SAT stays SEBI's Rs 1,849-crore penalty against Satyam

The Securities Appellate Tribunal on Monday stayed the Rs 1,849-crore penalty that Sebi had slapped on the founder-chairman of Satyam, B Ramalinga Raju and four others, but upheld a ban on them from accessing the markets.

Mumbai: The Securities Appellate Tribunal on Monday stayed the Rs 1,849-crore penalty that Sebi had slapped on the founder-chairman of Satyam, B Ramalinga Raju and four others, but upheld a ban on them from accessing the markets.

The tribunal posted the matter for further hearing in December, when it will decide whether to admit the pleas of the Raju brothers and others against Sebi order.

The tribunal asked Sebi to explain why such a large amount was imposed as part of a disgorgement order and to file an affidavit stating its position by November 7. The tribunal also asked Raju and four others named in the scam to file counter-affidavits by December 15.

The four others facing the prohibitory orders are Raju's brother B Rama Raju (the then managing director of Satyam), Vadlamani Srinivas (ex-chief financial officer), G Ramakrishna (ex-vice president) and VS Prabhakara Gupta (ex-head of internal audit).

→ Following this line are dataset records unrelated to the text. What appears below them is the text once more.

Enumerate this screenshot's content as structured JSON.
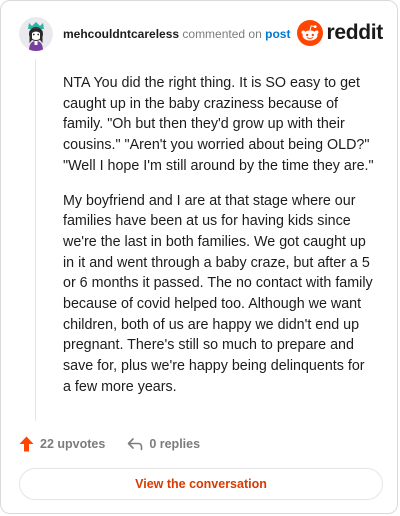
{
  "comment": {
    "username": "mehcouldntcareless",
    "action_text": "commented on",
    "link_text": "post",
    "paragraphs": [
      "NTA You did the right thing. It is SO easy to get caught up in the baby craziness because of family. \"Oh but then they'd grow up with their cousins.\" \"Aren't you worried about being OLD?\" \"Well I hope I'm still around by the time they are.\"",
      "My boyfriend and I are at that stage where our families have been at us for having kids since we're the last in both families. We got caught up in it and went through a baby craze, but after a 5 or 6 months it passed. The no contact with family because of covid helped too. Although we want children, both of us are happy we didn't end up pregnant. There's still so much to prepare and save for, plus we're happy being delinquents for a few more years."
    ]
  },
  "brand": {
    "wordmark": "reddit",
    "icon": "reddit-snoo-icon",
    "color": "#ff4500"
  },
  "actions": {
    "upvotes_label": "22 upvotes",
    "replies_label": "0 replies",
    "upvote_icon": "upvote-arrow-icon",
    "reply_icon": "reply-arrow-icon"
  },
  "cta": {
    "label": "View the conversation",
    "color": "#d93a00"
  },
  "colors": {
    "upvote": "#ff4500",
    "link": "#0079d3",
    "muted": "#7c7c7c"
  }
}
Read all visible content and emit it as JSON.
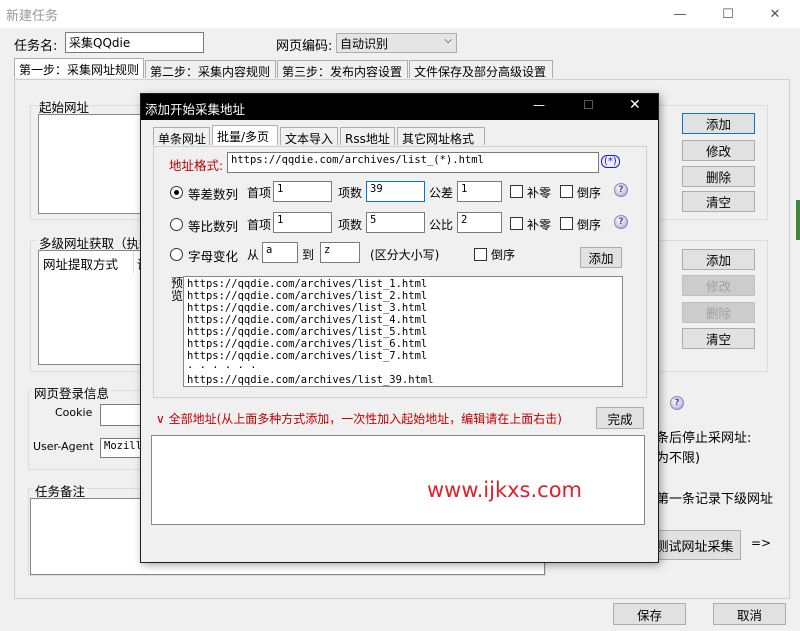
{
  "window": {
    "title": "新建任务",
    "min": "—",
    "max": "☐",
    "close": "✕"
  },
  "task": {
    "name_label": "任务名:",
    "name_value": "采集QQdie",
    "encoding_label": "网页编码:",
    "encoding_value": "自动识别"
  },
  "main_tabs": [
    "第一步：采集网址规则",
    "第二步：采集内容规则",
    "第三步：发布内容设置",
    "文件保存及部分高级设置"
  ],
  "start_url": {
    "label": "起始网址",
    "buttons": [
      "添加",
      "修改",
      "删除",
      "清空"
    ]
  },
  "multi": {
    "label": "多级网址获取（执行",
    "col1": "网址提取方式",
    "col2": "说",
    "buttons": [
      "添加",
      "修改",
      "删除",
      "清空"
    ]
  },
  "login": {
    "label": "网页登录信息",
    "cookie_label": "Cookie",
    "ua_label": "User-Agent",
    "ua_value": "Mozill"
  },
  "notes": {
    "label": "任务备注"
  },
  "right_texts": {
    "line1": "条后停止采网址:",
    "line2": "为不限)",
    "line3": "第一条记录下级网址"
  },
  "test_button": "测试网址采集",
  "arrow": "=>",
  "footer": {
    "save": "保存",
    "cancel": "取消"
  },
  "dialog": {
    "title": "添加开始采集地址",
    "min": "—",
    "max": "☐",
    "close": "✕",
    "tabs": [
      "单条网址",
      "批量/多页",
      "文本导入",
      "Rss地址",
      "其它网址格式"
    ],
    "url_format_label": "地址格式:",
    "url_format_value": "https://qqdie.com/archives/list_(*).html",
    "wildcard_icon": "(*)",
    "arith": {
      "label": "等差数列",
      "first_label": "首项",
      "first": "1",
      "count_label": "项数",
      "count": "39",
      "diff_label": "公差",
      "diff": "1",
      "pad_label": "补零",
      "rev_label": "倒序"
    },
    "geo": {
      "label": "等比数列",
      "first_label": "首项",
      "first": "1",
      "count_label": "项数",
      "count": "5",
      "ratio_label": "公比",
      "ratio": "2",
      "pad_label": "补零",
      "rev_label": "倒序"
    },
    "alpha": {
      "label": "字母变化",
      "from_label": "从",
      "from": "a",
      "to_label": "到",
      "to": "z",
      "case_label": "(区分大小写)",
      "rev_label": "倒序",
      "add": "添加"
    },
    "preview_label": "预览",
    "preview_lines": [
      "https://qqdie.com/archives/list_1.html",
      "https://qqdie.com/archives/list_2.html",
      "https://qqdie.com/archives/list_3.html",
      "https://qqdie.com/archives/list_4.html",
      "https://qqdie.com/archives/list_5.html",
      "https://qqdie.com/archives/list_6.html",
      "https://qqdie.com/archives/list_7.html",
      "· · · · · ·",
      "https://qqdie.com/archives/list_39.html"
    ],
    "all_label": "∨ 全部地址(从上面多种方式添加，一次性加入起始地址，编辑请在上面右击)",
    "done": "完成",
    "watermark": "www.ijkxs.com"
  }
}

Following the Sebi order, the Raju brothers had moved the SAT last Friday.

Sebi on July 15 this year barred Ramalinga Raju and the four others from accessing the market for 14 years and asked them to return Rs 1,849 crore in unlawful gains with 12 percent interest, in total a disgorgement amount of over Rs 3,000 crore.

Sebi asked them to pay up within 45 days of the order, closing five-and-a-half year long probe into the country's biggest corporate fraud.

As per Sebi's order, the money was asked to be deposited with it within 45 days, while interest would be levied at 12 percent per annum with effect from January 7, 2009, the day this scam to light through a letter written by Raju himself.

In its 65-page order, Sebi said these five persons "have committed a sophisticated white collar financial fraud with pre-meditated and well thought of plan and deliberate design for personal gains and to the detriment of Satyam and investors in its securities".

The regulator, which had exercised the powers given to it through an Ordinance for passing disgorgement orders, further said "financial frauds as found in this case are inimical to the interests of the investors in securities and endanger the market integrity".

Later last month, a new law was notified to replace this Ordinance with Securities Laws Amendment Act, which has amended three key securities market Acts to grant greater powers to Sebi to take on fraudsters and other market manipulators.

Sebi's whole-time member Rajeev Kumar Agarwal in his Satyam order said: "I am convinced this is a case where befitting enforcement action is necessary to send a stern message to the market to create an effective deterrence."

On January 7, 2009, Ramalinga Raju in his capacity as Chairman had sent an email to Sebi, wherein he admitted and confessed to inflating the books of Satyam besides understating liabilities and other financial mis-statements.

After the fraud came to light, the government ordered auction of the company to protect investors and employees of the then fourth largest IT firm. Satyam was later acquired by Tech Mahindra, and then renamed as Mahindra Satyam and was eventually merged with Tech Mahindra.